Temperature will be a factor, so just heating/cooling becomes an issue.
The BCM847 is a pair of transistors in one package, this helps to
thermally connect them, but for precision work like the MAT series of
transistors, you actually have 4 transistors in parallel for each, and
they interconnect such that temperature gradients cancel first degree.
This is why such transistors is prefered in expo-converters, but it is
really just he same diff-pair or "long tailed pair" as you do an VCA.

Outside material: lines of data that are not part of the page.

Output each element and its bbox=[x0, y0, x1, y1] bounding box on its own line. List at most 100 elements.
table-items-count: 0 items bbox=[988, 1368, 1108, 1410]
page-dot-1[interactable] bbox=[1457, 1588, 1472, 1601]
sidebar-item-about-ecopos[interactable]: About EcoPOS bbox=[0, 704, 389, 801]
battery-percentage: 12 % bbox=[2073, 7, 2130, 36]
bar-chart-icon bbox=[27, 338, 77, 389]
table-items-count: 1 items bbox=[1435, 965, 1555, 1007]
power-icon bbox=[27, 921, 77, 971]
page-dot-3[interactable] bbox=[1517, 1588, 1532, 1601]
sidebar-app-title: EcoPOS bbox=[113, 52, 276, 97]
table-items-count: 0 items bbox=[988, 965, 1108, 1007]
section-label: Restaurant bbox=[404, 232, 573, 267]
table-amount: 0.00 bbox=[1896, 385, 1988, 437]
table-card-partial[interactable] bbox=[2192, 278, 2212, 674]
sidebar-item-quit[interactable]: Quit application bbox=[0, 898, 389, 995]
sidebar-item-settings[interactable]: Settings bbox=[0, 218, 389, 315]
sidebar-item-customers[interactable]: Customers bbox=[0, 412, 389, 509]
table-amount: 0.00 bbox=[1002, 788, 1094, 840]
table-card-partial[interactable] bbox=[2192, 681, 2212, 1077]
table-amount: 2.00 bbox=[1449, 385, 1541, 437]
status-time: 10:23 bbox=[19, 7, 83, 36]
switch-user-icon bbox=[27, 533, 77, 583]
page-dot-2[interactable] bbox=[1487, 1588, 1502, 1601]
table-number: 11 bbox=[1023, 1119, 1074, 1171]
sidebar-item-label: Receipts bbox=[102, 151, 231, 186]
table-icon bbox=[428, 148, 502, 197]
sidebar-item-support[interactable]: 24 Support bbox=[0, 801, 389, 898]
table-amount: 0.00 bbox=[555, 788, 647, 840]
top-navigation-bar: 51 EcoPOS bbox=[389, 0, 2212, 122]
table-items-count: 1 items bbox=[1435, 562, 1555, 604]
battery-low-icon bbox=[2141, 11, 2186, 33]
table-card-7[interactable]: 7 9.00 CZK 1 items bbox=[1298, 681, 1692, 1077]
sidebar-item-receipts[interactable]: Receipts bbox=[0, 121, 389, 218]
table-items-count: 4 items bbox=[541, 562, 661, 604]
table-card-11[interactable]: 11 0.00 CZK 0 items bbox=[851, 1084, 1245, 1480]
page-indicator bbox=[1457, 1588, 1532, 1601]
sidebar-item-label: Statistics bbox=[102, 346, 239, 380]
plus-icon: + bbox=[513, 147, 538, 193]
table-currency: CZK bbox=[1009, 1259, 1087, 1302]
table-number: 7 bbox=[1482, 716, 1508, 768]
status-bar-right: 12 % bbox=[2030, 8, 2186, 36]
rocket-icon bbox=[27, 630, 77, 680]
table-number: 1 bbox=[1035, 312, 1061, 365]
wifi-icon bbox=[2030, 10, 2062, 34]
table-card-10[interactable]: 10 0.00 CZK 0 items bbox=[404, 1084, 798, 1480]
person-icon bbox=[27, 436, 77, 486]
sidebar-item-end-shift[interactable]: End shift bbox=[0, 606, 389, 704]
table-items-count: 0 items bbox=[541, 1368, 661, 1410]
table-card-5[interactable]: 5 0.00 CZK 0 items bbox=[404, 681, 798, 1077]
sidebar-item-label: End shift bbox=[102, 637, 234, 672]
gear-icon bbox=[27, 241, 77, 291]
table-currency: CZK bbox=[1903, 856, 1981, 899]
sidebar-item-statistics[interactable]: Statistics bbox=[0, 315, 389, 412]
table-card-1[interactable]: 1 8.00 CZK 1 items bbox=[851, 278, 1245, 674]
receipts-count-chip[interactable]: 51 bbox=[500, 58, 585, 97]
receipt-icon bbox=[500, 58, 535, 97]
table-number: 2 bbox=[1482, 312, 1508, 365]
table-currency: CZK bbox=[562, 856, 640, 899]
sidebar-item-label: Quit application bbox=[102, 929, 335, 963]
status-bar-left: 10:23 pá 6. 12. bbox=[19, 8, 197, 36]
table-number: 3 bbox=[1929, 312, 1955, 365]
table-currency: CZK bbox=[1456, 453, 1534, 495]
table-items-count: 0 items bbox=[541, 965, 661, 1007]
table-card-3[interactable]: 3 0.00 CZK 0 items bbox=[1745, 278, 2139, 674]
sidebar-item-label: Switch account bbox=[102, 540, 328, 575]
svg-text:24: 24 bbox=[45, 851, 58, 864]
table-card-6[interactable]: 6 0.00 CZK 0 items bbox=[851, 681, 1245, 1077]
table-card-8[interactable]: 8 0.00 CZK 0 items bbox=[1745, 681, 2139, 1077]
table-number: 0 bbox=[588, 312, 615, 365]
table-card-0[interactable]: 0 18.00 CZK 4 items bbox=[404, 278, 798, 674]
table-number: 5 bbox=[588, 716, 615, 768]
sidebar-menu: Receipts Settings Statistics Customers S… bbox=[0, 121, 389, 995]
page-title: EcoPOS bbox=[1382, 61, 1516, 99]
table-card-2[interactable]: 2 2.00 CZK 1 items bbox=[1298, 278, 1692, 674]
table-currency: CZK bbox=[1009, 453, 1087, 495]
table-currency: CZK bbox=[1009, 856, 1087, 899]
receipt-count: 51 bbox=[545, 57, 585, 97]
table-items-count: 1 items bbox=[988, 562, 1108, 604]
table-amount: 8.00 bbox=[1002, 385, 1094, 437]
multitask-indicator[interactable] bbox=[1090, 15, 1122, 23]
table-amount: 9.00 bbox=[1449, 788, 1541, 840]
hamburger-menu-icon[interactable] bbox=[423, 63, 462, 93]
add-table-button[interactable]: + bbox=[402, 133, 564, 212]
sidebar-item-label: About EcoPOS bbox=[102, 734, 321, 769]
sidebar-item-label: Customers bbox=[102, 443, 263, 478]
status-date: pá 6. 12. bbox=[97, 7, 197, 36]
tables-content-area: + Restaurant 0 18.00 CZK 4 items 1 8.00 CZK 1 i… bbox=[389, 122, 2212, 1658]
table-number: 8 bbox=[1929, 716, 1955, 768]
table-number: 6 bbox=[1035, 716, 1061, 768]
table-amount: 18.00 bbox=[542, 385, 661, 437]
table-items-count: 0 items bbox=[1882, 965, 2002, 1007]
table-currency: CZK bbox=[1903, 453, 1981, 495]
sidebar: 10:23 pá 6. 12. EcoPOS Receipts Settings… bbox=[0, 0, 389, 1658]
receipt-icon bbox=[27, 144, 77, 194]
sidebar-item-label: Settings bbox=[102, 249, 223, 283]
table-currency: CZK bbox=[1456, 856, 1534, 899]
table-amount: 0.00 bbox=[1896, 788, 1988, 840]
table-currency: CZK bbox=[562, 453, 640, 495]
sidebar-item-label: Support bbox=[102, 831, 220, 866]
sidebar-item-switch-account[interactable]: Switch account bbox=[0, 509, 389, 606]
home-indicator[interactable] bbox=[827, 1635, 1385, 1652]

A challenge you also get is a hidden one, the input audio and output
audio both convey DC and thus DC offsets is not blocked. This put
requirements on the design, and the electrolytic caps is the easy way to
cheap around from trimming DC, but here you try to avoid both and that
is a higher challenge.
I don't think you can avoid trimmers, not with these components at
least. You really have to choose to either have trimmers or DC-blocking
caps in the audio path, you really can't have both unless you spend more
on the components, and even then you would improve with trimmers.